Let me put this another way. Whenever we approach a text that shows us a harsh judgment of God upon a human being, and we read it and feel negative emotions, here’s what it’s always good to do. Consider prayerfully: “I’m having trouble with this passage. This seems wrong. Yet, it’s part of ther word of God and I cannot just dismiss it. So, is the problem really with the text, or am I part of the problem? Am I taking modern day ideas of goodwill and tolerance and importing them into the biblical text? Could it be that I don’t take sin seriously? Could it be that my view of God’s holiness and my sin has waned to the point that they no longer make an impact on me?”
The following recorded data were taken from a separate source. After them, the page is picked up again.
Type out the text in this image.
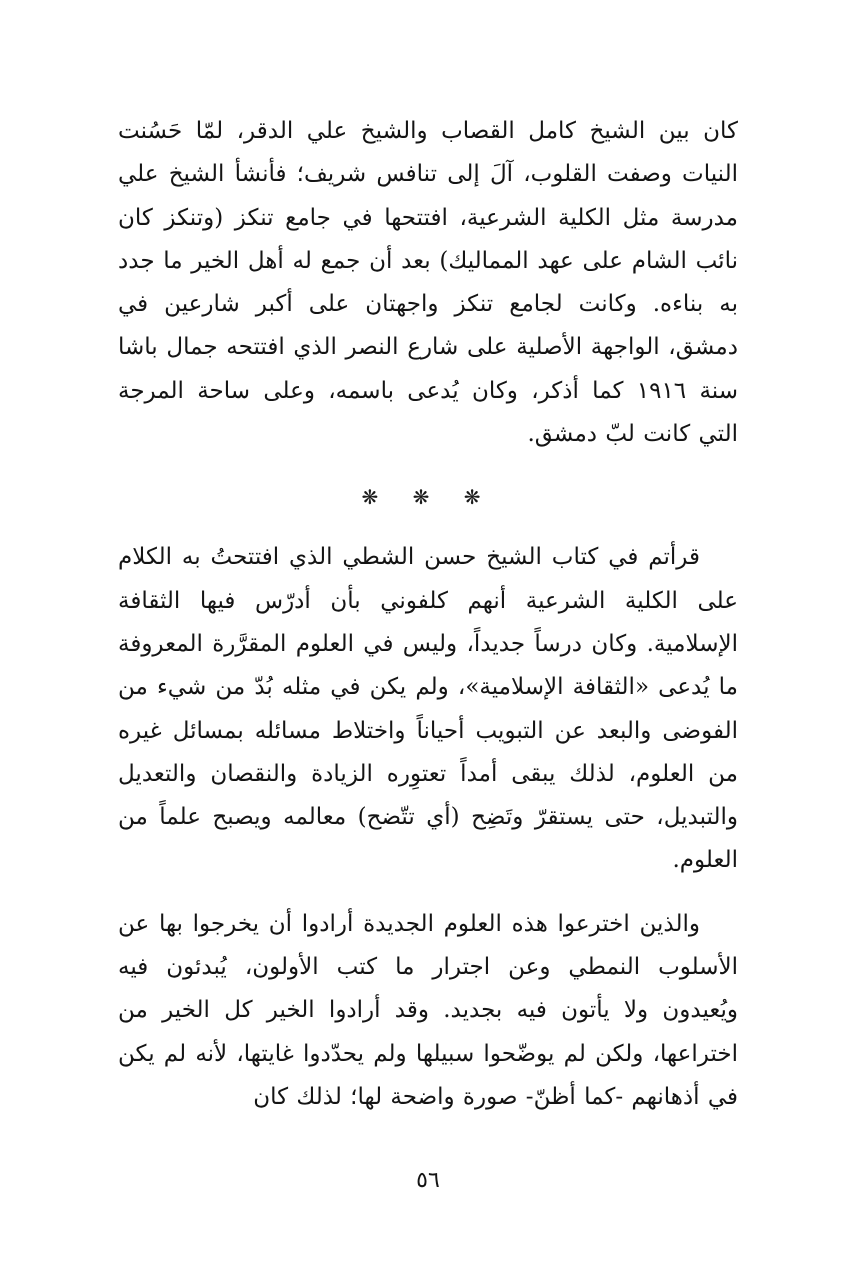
كان بين الشيخ كامل القصاب والشيخ علي الدقر، لمّا حَسُنت النيات وصفت القلوب، آلَ إلى تنافس شريف؛ فأنشأ الشيخ علي مدرسة مثل الكلية الشرعية، افتتحها في جامع تنكز (وتنكز كان نائب الشام على عهد المماليك) بعد أن جمع له أهل الخير ما جدد به بناءه. وكانت لجامع تنكز واجهتان على أكبر شارعين في دمشق، الواجهة الأصلية على شارع النصر الذي افتتحه جمال باشا سنة ١٩١٦ كما أذكر، وكان يُدعى باسمه، وعلى ساحة المرجة التي كانت لبّ دمشق.

❋ ❋ ❋

قرأتم في كتاب الشيخ حسن الشطي الذي افتتحتُ به الكلام على الكلية الشرعية أنهم كلفوني بأن أدرّس فيها الثقافة الإسلامية. وكان درساً جديداً، وليس في العلوم المقرَّرة المعروفة ما يُدعى «الثقافة الإسلامية»، ولم يكن في مثله بُدّ من شيء من الفوضى والبعد عن التبويب أحياناً واختلاط مسائله بمسائل غيره من العلوم، لذلك يبقى أمداً تعتوِره الزيادة والنقصان والتعديل والتبديل، حتى يستقرّ وتَضِح (أي تتّضح) معالمه ويصبح علماً من العلوم.

والذين اخترعوا هذه العلوم الجديدة أرادوا أن يخرجوا بها عن الأسلوب النمطي وعن اجترار ما كتب الأولون، يُبدئون فيه ويُعيدون ولا يأتون فيه بجديد. وقد أرادوا الخير كل الخير من اختراعها، ولكن لم يوضّحوا سبيلها ولم يحدّدوا غايتها، لأنه لم يكن في أذهانهم -كما أظنّ- صورة واضحة لها؛ لذلك كان

٥٦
Because it is those two things, the holiness of God and the sin of humanity, that alone explains why this happened to Ananias and Sapphira. God is a loving God, gracious and merciful and slow to become angry, and his first inclination is not to judge but to forgive. Yes and amen! But the loving God is also the holy God. The loving God is also our Creator. He has a claim on us. We have no claims on Him. This means that God had the right to take Ananias’ and Sapphira’s life with no explanation, and he has the right to do the same thing to us. The fact that we are all here this morning, living and breathing, is due to God’s mercy.
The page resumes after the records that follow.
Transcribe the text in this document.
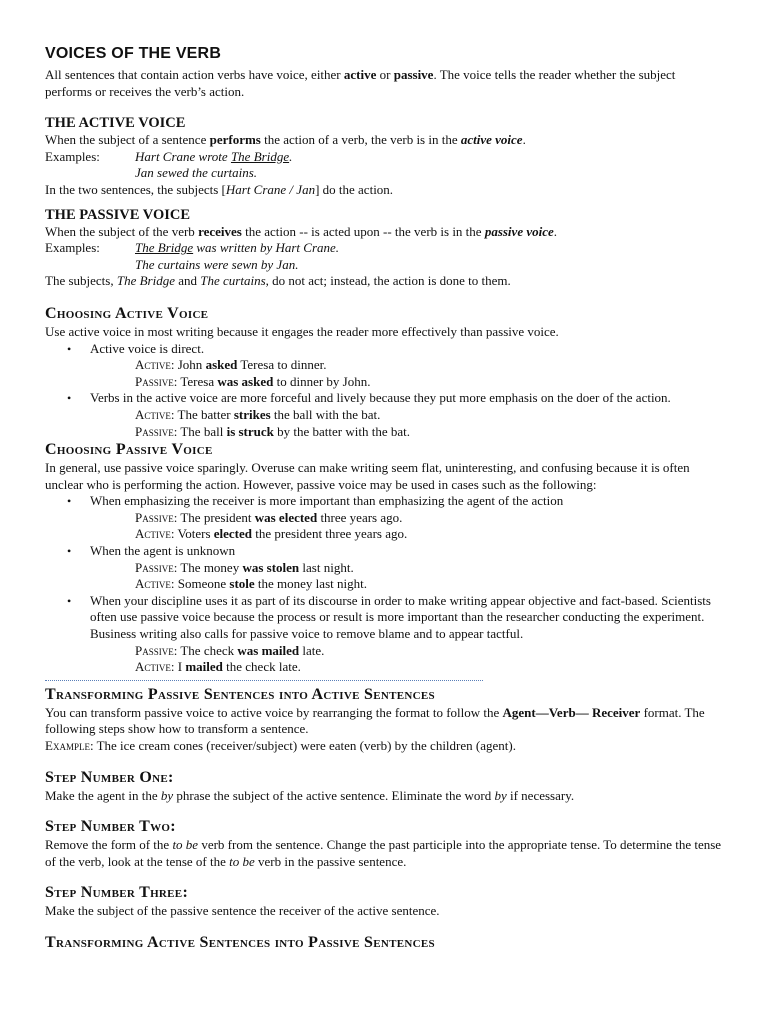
VOICES OF THE VERB

All sentences that contain action verbs have voice, either active or passive. The voice tells the reader whether the subject performs or receives the verb’s action.

THE ACTIVE VOICE

When the subject of a sentence performs the action of a verb, the verb is in the active voice.

Examples:	Hart Crane wrote The Bridge.
Jan sewed the curtains.

In the two sentences, the subjects [Hart Crane / Jan] do the action.

THE PASSIVE VOICE

When the subject of the verb receives the action -- is acted upon -- the verb is in the passive voice.

Examples:	The Bridge was written by Hart Crane.
The curtains were sewn by Jan.

The subjects, The Bridge and The curtains, do not act; instead, the action is done to them.

Choosing Active Voice

Use active voice in most writing because it engages the reader more effectively than passive voice.

• Active voice is direct.
Active: John asked Teresa to dinner.
Passive: Teresa was asked to dinner by John.
• Verbs in the active voice are more forceful and lively because they put more emphasis on the doer of the action.
Active: The batter strikes the ball with the bat.
Passive: The ball is struck by the batter with the bat.
Choosing Passive Voice

In general, use passive voice sparingly. Overuse can make writing seem flat, uninteresting, and confusing because it is often unclear who is performing the action. However, passive voice may be used in cases such as the following:

• When emphasizing the receiver is more important than emphasizing the agent of the action
Passive: The president was elected three years ago.
Active: Voters elected the president three years ago.
• When the agent is unknown
Passive: The money was stolen last night.
Active: Someone stole the money last night.
• When your discipline uses it as part of its discourse in order to make writing appear objective and fact-based. Scientists often use passive voice because the process or result is more important than the researcher conducting the experiment. Business writing also calls for passive voice to remove blame and to appear tactful.
Passive: The check was mailed late.
Active: I mailed the check late.
Transforming Passive Sentences into Active Sentences

You can transform passive voice to active voice by rearranging the format to follow the Agent—Verb— Receiver format. The following steps show how to transform a sentence.

Example: The ice cream cones (receiver/subject) were eaten (verb) by the children (agent).

Step Number One:

Make the agent in the by phrase the subject of the active sentence. Eliminate the word by if necessary.

Step Number Two:

Remove the form of the to be verb from the sentence. Change the past participle into the appropriate tense. To determine the tense of the verb, look at the tense of the to be verb in the passive sentence.

Step Number Three:

Make the subject of the passive sentence the receiver of the active sentence.

Transforming Active Sentences into Passive Sentences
I really like what one pastor I read this week said about this passage. Rather than shake our firsts at God and say, How dare you do something like this?”, we do better to look inside our own hearts and repent.
“This story should make us repent and say, “God have mercy on us! Make us like Barnabas, not like Ananias.” And, “Thank you Lord for your amazing patience with us. Grant us grace to avoid hypocrisy and to pursue integrity.” [Merida p77]

Conclusion and call for response

We so easily lose sight of the holiness of God. We are so quick to minimize our own sin. But when we do that, what happens is that we forget about grace. After all, if you don’t if God isn’t holy, and we aren’t that bad after all, then what do we need grace for? And because it is God’s grace in action that compelled Christ to die for our sins, we’re also thumbing our nose at the cross. And that’s a big deal.
I guess what I’m saying is, Fear the Lord. I’m talking just as much to myself as I am to you. Why don’t you take time right now this morning to as we sing to get alone with God. Confess your sin to Him. Receive His forgiveness. Ask his help in the future. And then stand to your feet and worship.
If you don’t know Jesus as your Savior and Lord, get that settled today. Talk to me or to one of our deacons after the service, or come down front here and we will pray with you. Will you stand with me?